Chronique de second tour n° 10

05/05/2017

Dimanche, les Français trancheront mais nous aurons fait la preuve qu’il est possible de parler d’Europe sans l’accabler, de dénoncer ses faiblesses dans un esprit constructif, fidèle à son idéal.

Pendant des années, les hommes politiques ont eu l’Europe honteuse. Tantôt matamores, tantôt mendiants de délais et d’exceptions, nos dirigeants peinaient à trouver le ton juste à Bruxelles. Au moment des réformes, la main a d’autant plus tremblé que l’explication manquait. Au mieux, ils ont vendu l’Europe comme de l’huile de foie de morue. Au pire, Ils ont flatté les bas instincts nationalistes.

Le résultat, ce sont les mensonges éhontés de Marine Le Pen et de ses sbires sur la souveraineté. Selon elle, il serait aisé d’abandonner l’euro. Un jour il est « mort », le lendemain il ressuscite. Selon elle, deux monnaies pourraient cohabiter joyeusement, sans créer de marché noir ni de comptabilité double. Jamais elle n’explique pourquoi nos partenaires grugés par notre défection nous feraient la fleur de revenir à des parités fixes.

Oyez crédules, oyez ! Pour s’en sortir, il suffirait de fermer les frontières et d’utiliser la planche à billets. C’est à se demander pourquoi personne n’y a pensé plus tôt. Quand on songe à tous les idiots qui, à la surface de la terre, préfèrent travailler dur plutôt que d’imprimer de la monnaie…

Toutes ces contrevérités méritaient d’être démontées dans cette campagne.

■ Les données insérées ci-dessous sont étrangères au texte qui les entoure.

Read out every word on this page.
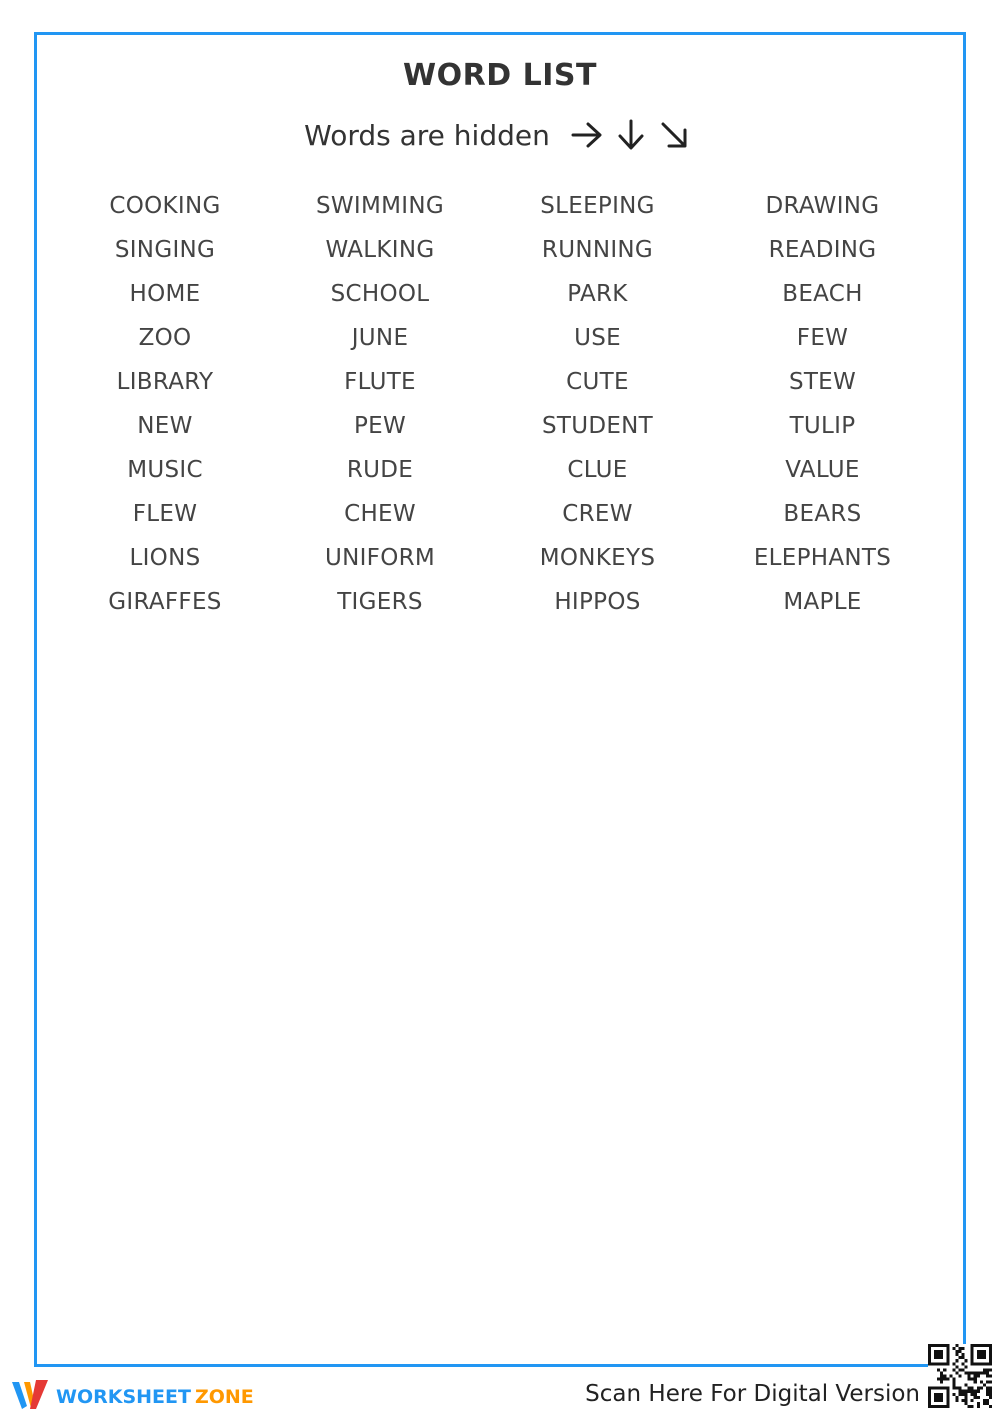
WORD LIST
Words are hidden
COOKING	SWIMMING	SLEEPING	DRAWING
SINGING	WALKING	RUNNING	READING
HOME	SCHOOL	PARK	BEACH
ZOO	JUNE	USE	FEW
LIBRARY	FLUTE	CUTE	STEW
NEW	PEW	STUDENT	TULIP
MUSIC	RUDE	CLUE	VALUE
FLEW	CHEW	CREW	BEARS
LIONS	UNIFORM	MONKEYS	ELEPHANTS
GIRAFFES	TIGERS	HIPPOS	MAPLE
WORKSHEET ZONE	Scan Here For Digital Version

Aucun regret : c’est une œuvre de salubrité publique. Mais pour conclure aujourd’hui, je préfère me rappeler la ferveur des sympathisants brandissant des drapeaux européens dans toutes nos réunions publiques. Ou Dany Cohn-Bendit mettant tout son cœur et ses tripes dans un superbe discours, à Nantes, à l’intention du « petit Emmanuel ». J’entends encore l’hymne européen qui a conclu ses propos. Et surtout, je vais vous parler d’une chose dont vous ne croyez même plus qu’elle puisse exister : un grand, un beau succès européen, la défense de la science et de l’excellence.

Depuis dix ans, le Conseil européen de la recherche (CER) distribue des bourses à des chercheurs de toute l’UE, en coopération avec la Suisse et Israël. En une décennie, 7000 allocataires ont bénéficié (soit, en incluant les laboratoires autour d’eux, au total une communauté de  50.000 chercheurs environ) de 12 milliards d’euros. Les résultats sont là : 6 prix Nobel, 4 médailles Fields, 5 prix Wolf  et plus de 70 % des projets ayant donné lieu à des avancées majeures ou significatives.

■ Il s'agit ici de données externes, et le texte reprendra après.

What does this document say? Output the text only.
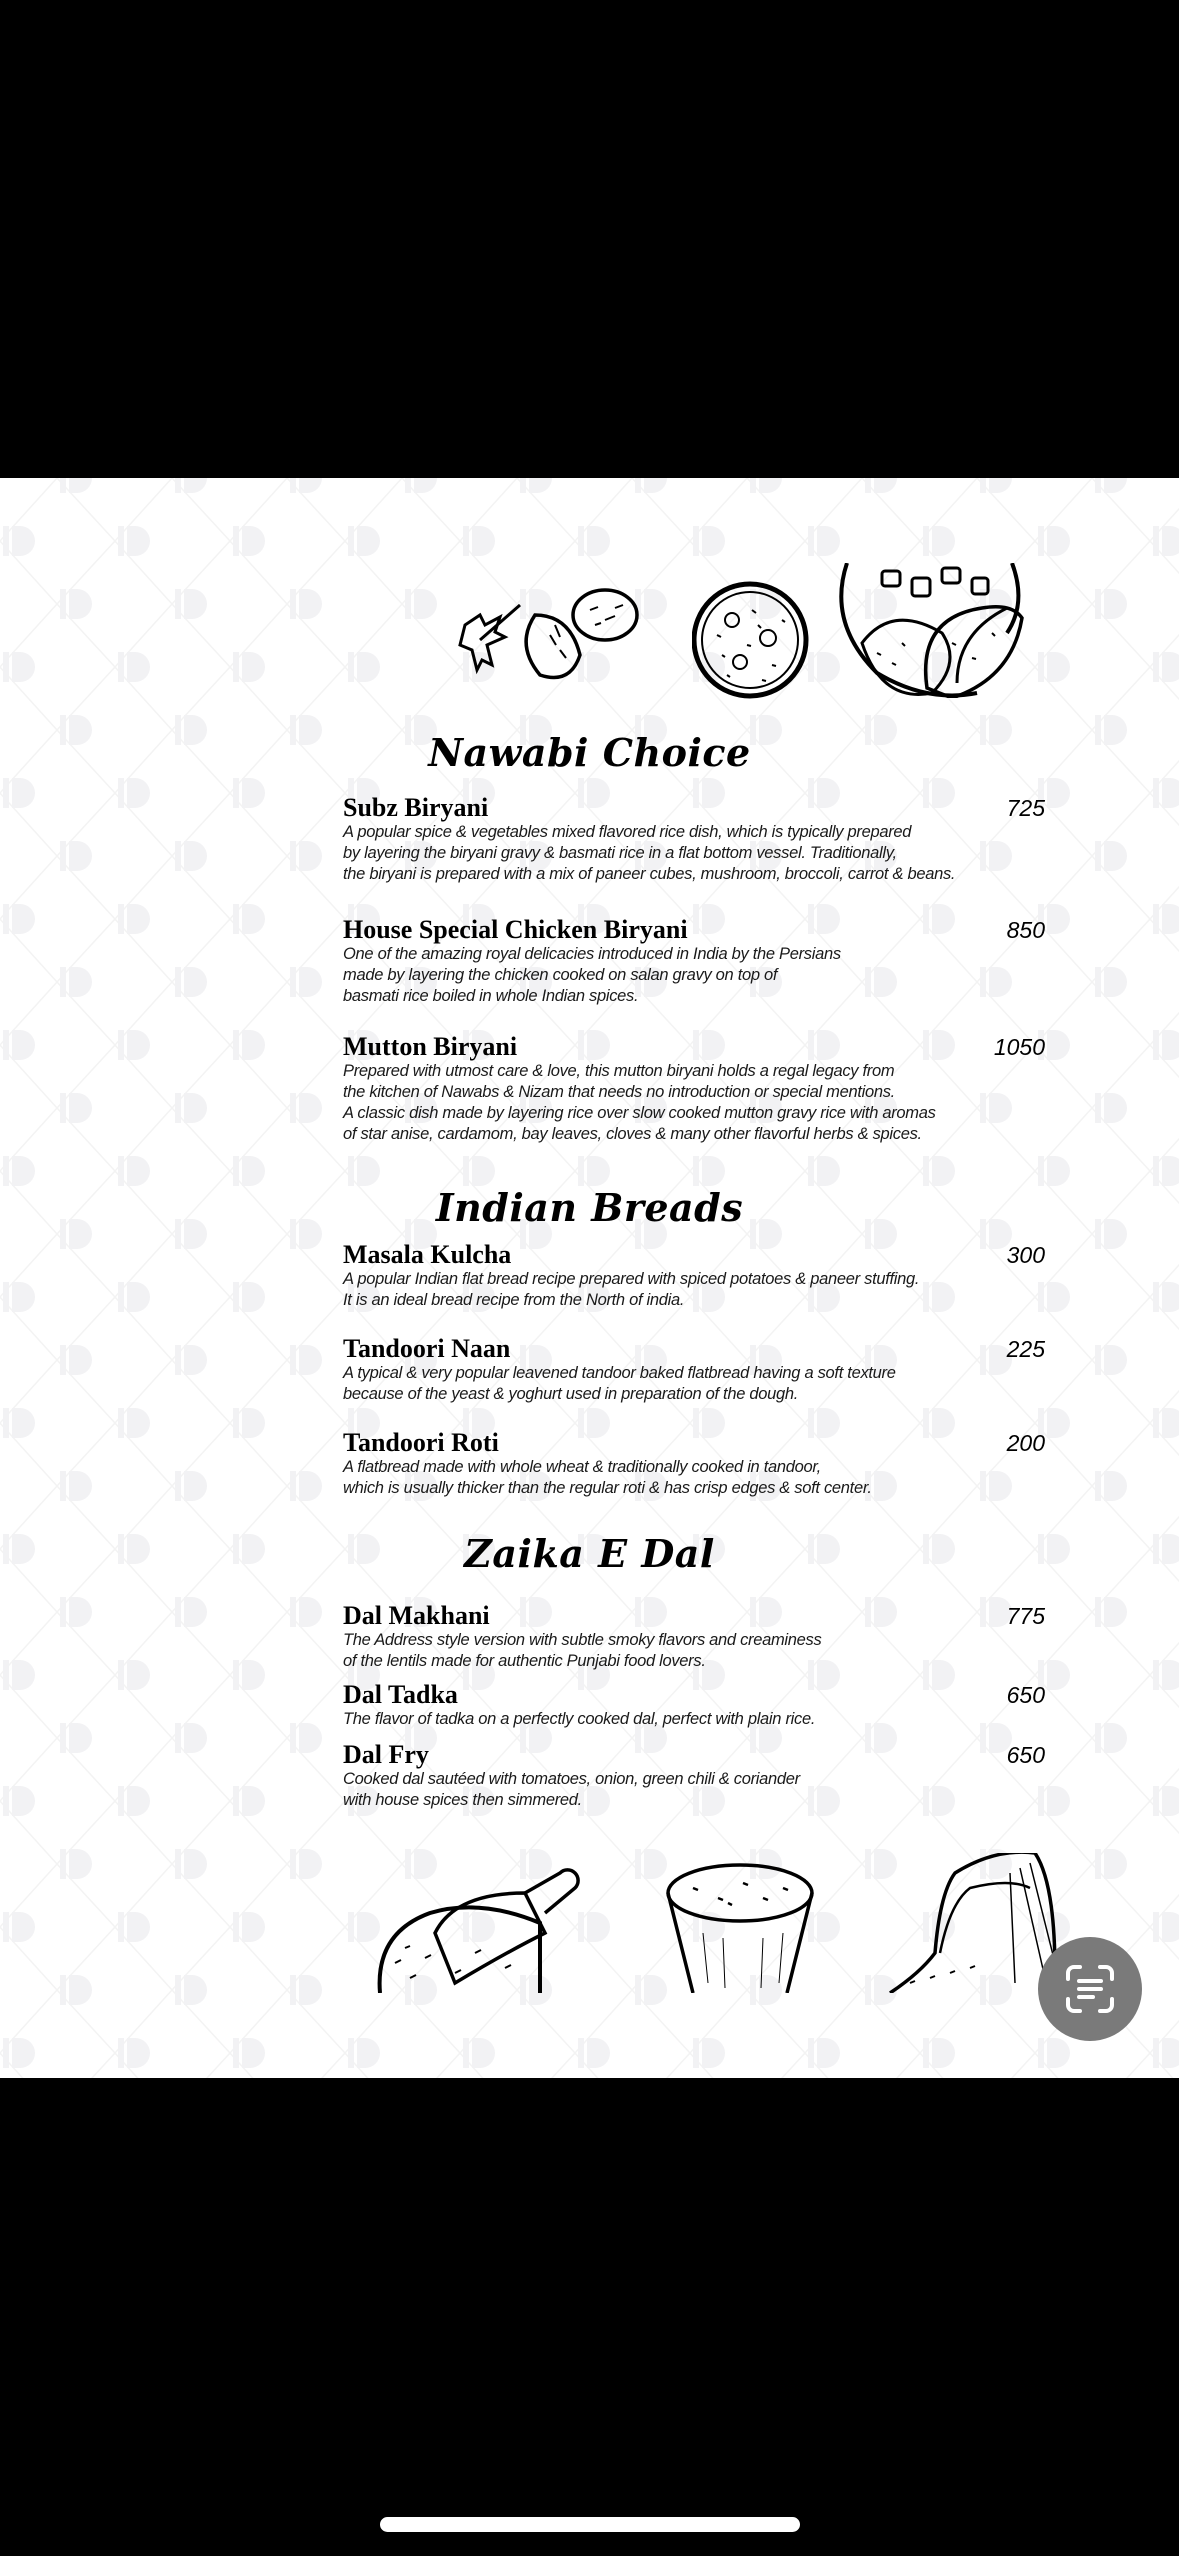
Nawabi Choice
Subz Biryani	725
A popular spice & vegetables mixed flavored rice dish, which is typically prepared
by layering the biryani gravy & basmati rice in a flat bottom vessel. Traditionally,
the biryani is prepared with a mix of paneer cubes, mushroom, broccoli, carrot & beans.
House Special Chicken Biryani	850
One of the amazing royal delicacies introduced in India by the Persians
made by layering the chicken cooked on salan gravy on top of
basmati rice boiled in whole Indian spices.
Mutton Biryani	1050
Prepared with utmost care & love, this mutton biryani holds a regal legacy from
the kitchen of Nawabs & Nizam that needs no introduction or special mentions.
A classic dish made by layering rice over slow cooked mutton gravy rice with aromas
of star anise, cardamom, bay leaves, cloves & many other flavorful herbs & spices.
Indian Breads
Masala Kulcha	300
A popular Indian flat bread recipe prepared with spiced potatoes & paneer stuffing.
It is an ideal bread recipe from the North of india.
Tandoori Naan	225
A typical & very popular leavened tandoor baked flatbread having a soft texture
because of the yeast & yoghurt used in preparation of the dough.
Tandoori Roti	200
A flatbread made with whole wheat & traditionally cooked in tandoor,
which is usually thicker than the regular roti & has crisp edges & soft center.
Zaika E Dal
Dal Makhani	775
The Address style version with subtle smoky flavors and creaminess
of the lentils made for authentic Punjabi food lovers.
Dal Tadka	650
The flavor of tadka on a perfectly cooked dal, perfect with plain rice.
Dal Fry	650
Cooked dal sautéed with tomatoes, onion, green chili & coriander
with house spices then simmered.
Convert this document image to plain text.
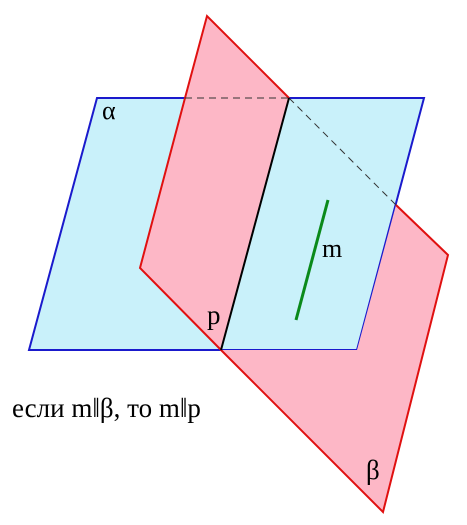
α
m
p
β
если m‖β, то m‖p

Le Royaume-Uni, fort de ses prestigieuses universités, en est le premier bénéficiaire devant l’Allemagne, la France, les Pays-Bas puis la Suisse. Ce classement démontre combien les partisans du Brexit ont abusé les électeurs anglais.

Le succès du CER, avec l’aide de commissaires à la recherche engagés, repose sur plusieurs éléments qui devraient inspirer toute politique publique.

L’excellence : les projets sont évalués par des scientifiques (contrôle par les pairs). On prend les meilleurs.

L’indépendance : le Conseil refuse les interférences politiques comme le panachage géographique. Au lieu de saupoudrer, on concentre les aides là où se trouvent de véritables foyers d’excellence, tout en aidant les pays moins avancés à élever leur niveau. Le nivellement ne se fait pas par le bas.

La pluridisciplinarité : les projets à cheval sur plusieurs disciplines sont privilégiés.

La continuité : Les bourses sont destinées essentiellement à la recherche fondamentale mais des mécanismes veillent à assurer l’application. Les employeurs apprécient particulièrement l’environnement qui se crée autour de ces centres d’excellence (universités, grandes écoles etc.). C’est un moyen de retenir en Europe des cerveaux brillants.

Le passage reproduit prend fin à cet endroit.